You've provided evidence that prominent journals experience retractions, fraudulent results, etc. All true. But it is not the job of peer reviewers to decide what gets published.

You've provided evidence that peer-reviewed science often turns out to be incomplete, inaccurate, wrong, fraudulent etc. All true. But it is not the job of peer reviewers to assure completeness, accuracy, or freedom from fraud.

A peer reviewer reads a paper and make comments on it. That's it! They don't check primary data, they don't investigate methods, they don't interrogate scientists, they don't re-run experiments just to double check. They assist a journal's editors in editing--that's it.

The check on published scientific results is the scientific process itself, not the publishing process. Prominent results attract further investigation, which confirms or disproves the reality of the underlying phenomena. Again: that's not the job of peer review.

Do some people ascribe too much authority to peer review? Yes, for sure. IMO your comments in this thread are exacerbating that problem, not addressing it.

D-Machine 6 hours ago | parent [-]

> A peer reviewer reads a paper and make comments on it.
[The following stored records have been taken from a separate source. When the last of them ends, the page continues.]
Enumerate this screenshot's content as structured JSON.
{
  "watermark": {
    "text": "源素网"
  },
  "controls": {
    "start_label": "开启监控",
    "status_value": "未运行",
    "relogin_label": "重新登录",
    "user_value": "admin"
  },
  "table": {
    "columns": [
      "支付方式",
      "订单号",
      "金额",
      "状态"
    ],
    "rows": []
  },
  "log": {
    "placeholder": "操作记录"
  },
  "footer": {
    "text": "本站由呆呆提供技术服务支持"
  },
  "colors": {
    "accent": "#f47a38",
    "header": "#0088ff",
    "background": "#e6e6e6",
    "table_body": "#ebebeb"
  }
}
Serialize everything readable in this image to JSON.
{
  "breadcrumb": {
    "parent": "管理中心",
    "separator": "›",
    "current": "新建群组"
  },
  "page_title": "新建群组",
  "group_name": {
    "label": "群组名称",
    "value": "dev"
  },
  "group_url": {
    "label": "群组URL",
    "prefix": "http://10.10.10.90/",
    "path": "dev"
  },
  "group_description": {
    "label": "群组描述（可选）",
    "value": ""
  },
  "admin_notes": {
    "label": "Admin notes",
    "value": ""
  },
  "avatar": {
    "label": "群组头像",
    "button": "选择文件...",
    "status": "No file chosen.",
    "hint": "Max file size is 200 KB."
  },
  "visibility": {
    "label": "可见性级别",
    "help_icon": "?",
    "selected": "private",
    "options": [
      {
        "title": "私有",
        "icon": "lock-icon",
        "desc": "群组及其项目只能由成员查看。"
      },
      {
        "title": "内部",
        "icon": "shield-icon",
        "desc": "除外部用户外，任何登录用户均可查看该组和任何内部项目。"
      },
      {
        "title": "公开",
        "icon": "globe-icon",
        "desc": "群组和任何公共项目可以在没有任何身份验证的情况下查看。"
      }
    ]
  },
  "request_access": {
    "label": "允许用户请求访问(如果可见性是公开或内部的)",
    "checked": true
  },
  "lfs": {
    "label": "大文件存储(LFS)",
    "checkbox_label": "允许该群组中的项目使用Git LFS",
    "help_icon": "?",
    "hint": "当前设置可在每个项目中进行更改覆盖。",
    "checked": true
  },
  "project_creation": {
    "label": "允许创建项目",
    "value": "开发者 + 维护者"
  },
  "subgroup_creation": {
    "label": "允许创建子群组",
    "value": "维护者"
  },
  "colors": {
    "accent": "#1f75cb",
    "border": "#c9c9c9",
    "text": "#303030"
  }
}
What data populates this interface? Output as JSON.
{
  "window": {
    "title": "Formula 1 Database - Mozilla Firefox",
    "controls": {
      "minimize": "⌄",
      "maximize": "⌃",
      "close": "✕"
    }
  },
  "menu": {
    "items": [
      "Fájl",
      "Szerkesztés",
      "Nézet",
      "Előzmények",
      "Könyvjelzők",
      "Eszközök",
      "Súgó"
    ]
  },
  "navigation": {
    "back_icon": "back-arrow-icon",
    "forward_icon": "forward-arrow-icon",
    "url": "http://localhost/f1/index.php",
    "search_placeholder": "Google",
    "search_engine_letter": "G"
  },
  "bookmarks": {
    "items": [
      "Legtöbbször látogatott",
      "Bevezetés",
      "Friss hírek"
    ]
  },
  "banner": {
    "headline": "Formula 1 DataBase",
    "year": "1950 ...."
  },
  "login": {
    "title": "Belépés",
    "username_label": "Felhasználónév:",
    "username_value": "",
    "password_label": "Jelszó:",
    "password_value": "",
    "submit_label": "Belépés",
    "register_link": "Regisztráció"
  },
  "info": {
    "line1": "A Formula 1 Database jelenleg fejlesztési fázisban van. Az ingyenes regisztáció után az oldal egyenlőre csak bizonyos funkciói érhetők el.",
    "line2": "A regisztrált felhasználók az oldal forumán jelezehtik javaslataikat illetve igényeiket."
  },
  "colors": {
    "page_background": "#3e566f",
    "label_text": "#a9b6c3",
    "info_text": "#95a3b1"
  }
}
That's it! They don't check primary data, they don't investigate methods, they don't interrogate scientists, they don't re-run experiments just to double check. They assist a journal's editors in editing--that's it.

Um, what? I have done all these things in reviews, and know other academics that have done these things as well. More confusingly though, if you are saying most reviewers don't do these things (which I agree with), this would only strengthen my point?

I'll let readers decide if it is my comments that exacerbate the problem, or if, perhaps, it is apologism for journalistic peer review that might be causing bigger issues in the present day.

snowwrestler 5 hours ago | parent [-]

Would be interesting if you would be willing to share a paper you reviewed and detail your review process of it. I don't see how one could check primary data or interrogate scientists in a blind review process, for example.

D-Machine 5 hours ago | parent [-]

This is IMO just bad faith sealioning, you can look at the whole replication crisis in psychology and social science (esp. the work of people like Nick Brown and the GRIM test, or Uri Simonsohn), or sites like Retraction Watch, and see clear evidence of everything I am saying. There are endless papers in ML research going into issues with test datasets and data duplication, etc. In plenty of cases all data and code is made open, so it is trivial to check data issues and methods.

Also, review is back and forth, and has rounds: you almost always interrogate the scientists of the paper you are reviewing, this almost like the definition of peer review. I don't think you have any idea of what you are talking about at all.